When I straighten up she is looking at me, the sandwich still in the air, and in her eyes there is not love, not pity, not
horror, not repulsion, not abhorrence —forgive the Jamesian flight, but it is appropriate —
not loathing, not contempt, not scorn, not derision, not ridicule, not jeers, not sarcasm, not concern, not empathy, not pain,
not pleasure, not humor, not sympathy, not disappointment, not discouragement, not dismay, not disillusionment, not despondency,
not dissatisfaction, not shock, not alarm, not fear, not anxiety, not dread, not anything but this and only this: embarrassment.
And so, then, I am free.

So she gets up and rushes out, followed by her friends.

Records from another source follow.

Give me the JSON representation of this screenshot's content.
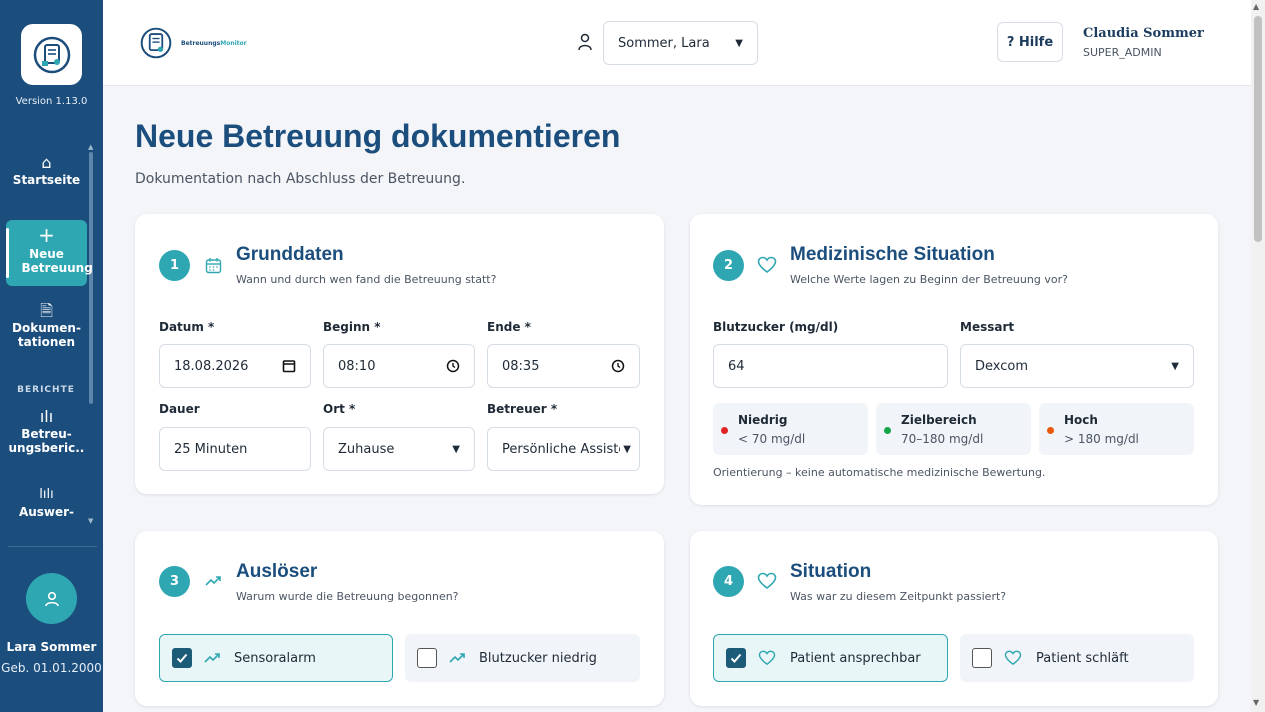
{
  "app": {
    "version": "Version 1.13.0",
    "brand_name": "Betreuungs",
    "brand_accent": "Monitor"
  },
  "sidebar": {
    "items": [
      {
        "label": "Startseite",
        "icon": "home-icon"
      },
      {
        "label": "Neue Betreuung",
        "icon": "plus-icon",
        "active": true
      },
      {
        "label": "Dokumen-tationen",
        "icon": "document-icon"
      },
      {
        "label": "Betreu-ungsberic...",
        "icon": "bar-chart-icon"
      },
      {
        "label": "Auswer-",
        "icon": "analytics-icon"
      }
    ],
    "section_label": "BERICHTE",
    "patient": {
      "name": "Lara Sommer",
      "dob": "Geb. 01.01.2000"
    }
  },
  "header": {
    "patient_select": "Sommer, Lara",
    "help_label": "? Hilfe",
    "user_name": "Claudia Sommer",
    "user_role": "SUPER_ADMIN"
  },
  "page": {
    "title": "Neue Betreuung dokumentieren",
    "subtitle": "Dokumentation nach Abschluss der Betreuung."
  },
  "cards": {
    "grunddaten": {
      "step": "1",
      "title": "Grunddaten",
      "subtitle": "Wann und durch wen fand die Betreuung statt?",
      "labels": {
        "datum": "Datum *",
        "beginn": "Beginn *",
        "ende": "Ende *",
        "dauer": "Dauer",
        "ort": "Ort *",
        "betreuer": "Betreuer *"
      },
      "values": {
        "datum": "18.08.2026",
        "beginn": "08:10",
        "ende": "08:35",
        "dauer": "25 Minuten",
        "ort": "Zuhause",
        "betreuer": "Persönliche Assiste"
      }
    },
    "medizin": {
      "step": "2",
      "title": "Medizinische Situation",
      "subtitle": "Welche Werte lagen zu Beginn der Betreuung vor?",
      "labels": {
        "blutzucker": "Blutzucker (mg/dl)",
        "messart": "Messart"
      },
      "values": {
        "blutzucker": "64",
        "messart": "Dexcom"
      },
      "ranges": [
        {
          "title": "Niedrig",
          "value": "< 70 mg/dl",
          "color": "#e02424"
        },
        {
          "title": "Zielbereich",
          "value": "70–180 mg/dl",
          "color": "#16a34a"
        },
        {
          "title": "Hoch",
          "value": "> 180 mg/dl",
          "color": "#ea580c"
        }
      ],
      "note": "Orientierung – keine automatische medizinische Bewertung."
    },
    "ausloeser": {
      "step": "3",
      "title": "Auslöser",
      "subtitle": "Warum wurde die Betreuung begonnen?",
      "options": [
        {
          "label": "Sensoralarm",
          "checked": true
        },
        {
          "label": "Blutzucker niedrig",
          "checked": false
        }
      ]
    },
    "situation": {
      "step": "4",
      "title": "Situation",
      "subtitle": "Was war zu diesem Zeitpunkt passiert?",
      "options": [
        {
          "label": "Patient ansprechbar",
          "checked": true
        },
        {
          "label": "Patient schläft",
          "checked": false
        }
      ]
    }
  },
  "colors": {
    "primary": "#1c4e7d",
    "accent": "#2fa7b2",
    "background": "#f3f5f9"
  }
}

I sit there. Leaning over has stretched my skin and opened up some
of the cults on my head, and so I sit there smiling, blood and mayonnaise dripping off my face. Then Ling and Sarah come rushing
in and take me home.

So what else is left to tell? My parents were called in to talk to my teachers, and I spent a lot of my evenings getting counseled
by their professional friends. I didn’t need the counseling but it made them feel better, and I guess I got a sort of quick
lab course in The Problems and Questions of Modern Psychiatric Science. Schoolwise I struggled to catch up and Mrs. Christiansen
gave me back my gnarly term paper on
Ethan Brand
with what I think was an overly kind B+. My grades that last semester weren’t so hot but Pomona had already accepted me and
I didn’t screw up really badly enough for them to go through the hassle of canning me at that late date. Sarah and I went
to the senior prom together and slow-danced defiantly to each and every song. And the last time I saw Mercy Fuller Cunningham
was at the end of the summer when Ling and I were doing our ritual good-bye to the video store at the mall. We wanted to do
one last huge bad movie marathon, so here we are stacking up
Frantic
and
Conan the Barbarian
and
Barbarella
, and I have just had the incredible good luck to stumble on
Genghis Khan
, with John Wayne as Genghis, when Mercy walks in with some guy. Now at this point I haven’t really seen her for a while,
because I’ve been allowed to skip AP English. I guess they figured I might start attacking her or reciting sonnets at her,
so they played it safe. So now Mercy freezes between DRAMA and HORROR, her mouth opens and closes a couple of times, and then
I say, totally cool and nearly suave, “Looking for a movie, Mercy?”